Available:  Tanko Mohammed Rajab & Anor. v. The State (2010) - CA

⦿ FILIAL CONSIDERATION CANNOT DONATE AN IRREVOCABLE POWER OF ATTORNEY
The other point is that before a Power of Attorney can be irrevocable it must be given in financial and NOT filial consideration as was done in this case as the Appellant did not pay any money to the Donor-her father. The definition of good consideration in Blacks law Dictionary 7th Edition indicates that it must be valuable consideration. It is clear that mere filial or moral obligation to donate an Irrevocable Power of Attorney cannot amount to valuable consideration. — H.M. Ogunwumiju JCA.

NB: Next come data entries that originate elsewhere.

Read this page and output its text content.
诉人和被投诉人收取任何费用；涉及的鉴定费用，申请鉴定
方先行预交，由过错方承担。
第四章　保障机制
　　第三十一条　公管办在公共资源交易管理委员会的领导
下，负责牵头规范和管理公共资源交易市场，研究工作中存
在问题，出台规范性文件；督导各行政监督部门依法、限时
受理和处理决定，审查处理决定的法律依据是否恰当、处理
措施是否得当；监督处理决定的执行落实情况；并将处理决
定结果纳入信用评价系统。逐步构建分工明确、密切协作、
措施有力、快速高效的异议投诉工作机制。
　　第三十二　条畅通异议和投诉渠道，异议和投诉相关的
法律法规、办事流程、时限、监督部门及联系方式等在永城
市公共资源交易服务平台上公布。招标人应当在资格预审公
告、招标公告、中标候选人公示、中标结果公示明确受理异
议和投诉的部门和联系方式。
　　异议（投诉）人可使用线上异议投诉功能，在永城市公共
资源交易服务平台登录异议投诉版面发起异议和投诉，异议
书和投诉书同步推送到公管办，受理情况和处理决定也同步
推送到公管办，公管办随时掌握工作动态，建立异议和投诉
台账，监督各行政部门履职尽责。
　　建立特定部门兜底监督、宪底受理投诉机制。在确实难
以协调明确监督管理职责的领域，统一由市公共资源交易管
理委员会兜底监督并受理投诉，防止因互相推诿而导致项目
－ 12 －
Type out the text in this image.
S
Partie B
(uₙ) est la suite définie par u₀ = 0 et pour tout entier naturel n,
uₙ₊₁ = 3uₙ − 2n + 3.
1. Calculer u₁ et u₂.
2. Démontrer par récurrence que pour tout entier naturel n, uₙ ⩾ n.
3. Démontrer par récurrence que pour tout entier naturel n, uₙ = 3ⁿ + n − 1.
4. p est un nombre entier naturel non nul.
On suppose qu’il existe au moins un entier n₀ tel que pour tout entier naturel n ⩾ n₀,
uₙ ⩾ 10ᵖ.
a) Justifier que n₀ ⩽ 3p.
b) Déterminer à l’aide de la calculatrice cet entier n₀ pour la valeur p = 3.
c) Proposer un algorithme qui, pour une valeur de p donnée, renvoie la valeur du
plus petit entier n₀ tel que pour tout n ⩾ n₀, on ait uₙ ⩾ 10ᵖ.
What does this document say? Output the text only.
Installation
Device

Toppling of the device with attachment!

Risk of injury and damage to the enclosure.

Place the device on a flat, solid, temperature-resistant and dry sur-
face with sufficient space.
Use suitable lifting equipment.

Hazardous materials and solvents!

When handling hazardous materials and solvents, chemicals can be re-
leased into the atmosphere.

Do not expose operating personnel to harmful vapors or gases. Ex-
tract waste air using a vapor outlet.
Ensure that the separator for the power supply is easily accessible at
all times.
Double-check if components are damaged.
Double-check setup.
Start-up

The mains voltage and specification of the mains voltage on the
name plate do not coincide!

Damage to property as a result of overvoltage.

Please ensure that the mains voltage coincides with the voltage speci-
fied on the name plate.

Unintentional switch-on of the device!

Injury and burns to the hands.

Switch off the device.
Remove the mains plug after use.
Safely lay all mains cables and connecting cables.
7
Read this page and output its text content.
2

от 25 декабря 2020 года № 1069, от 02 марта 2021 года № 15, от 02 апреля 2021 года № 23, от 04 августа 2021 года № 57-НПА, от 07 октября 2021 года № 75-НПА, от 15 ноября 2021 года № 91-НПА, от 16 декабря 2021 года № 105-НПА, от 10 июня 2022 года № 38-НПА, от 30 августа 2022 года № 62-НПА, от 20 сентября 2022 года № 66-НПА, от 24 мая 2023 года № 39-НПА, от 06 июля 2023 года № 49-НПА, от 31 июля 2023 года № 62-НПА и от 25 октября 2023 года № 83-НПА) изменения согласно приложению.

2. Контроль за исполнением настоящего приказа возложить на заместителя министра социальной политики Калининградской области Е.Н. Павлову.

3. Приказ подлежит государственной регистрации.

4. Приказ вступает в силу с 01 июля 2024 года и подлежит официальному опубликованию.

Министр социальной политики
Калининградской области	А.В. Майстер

➥ LEAD JUDGEMENT DELIVERED BY:
Helen Moronkeji Ogunwumiju JCA

➥ APPEARANCES
⦿ FOR THE APPELLANT(S)
Mr. C. Chima Oguejiofor Esq. ACIArb.

⦿ FOR THE RESPONDENT(S)
K.C. Ezeanyika.

➥ MISCELLANEOUS POINTS

➥ REFERENCED (LEGISLATION)

➥ REFERENCED (CASE)
⦿ IN RESPECT OF AN INSTRUMENT OF GRANT, COURT WILL INQUIRE INTO THE FOLLOWING
In Romaine v. Romaine (1992) 5 SCNJ 25 at 36, Nnaemeka-Agu JSC held as follows: But it does not mean that once a claimant produces what he claims to be an instrument of grant, he is automatically entitled to a declaration that the property which such an instrument purports to grant is his own. Rather, production and reliance upon such an instrument inevitably carries with it the need for the Court to inquire into some or all of a number of question, including:- i. Whether the document is genuine and valid; ii. Whether it has been duly executed, stamped and registered; iii. Whether then grantor had the authority and capacity to make the grant; iv. Whether the grantor had in fact what he purported to grant; and v. Whether it has the effect claimed by the holder of the instrument.”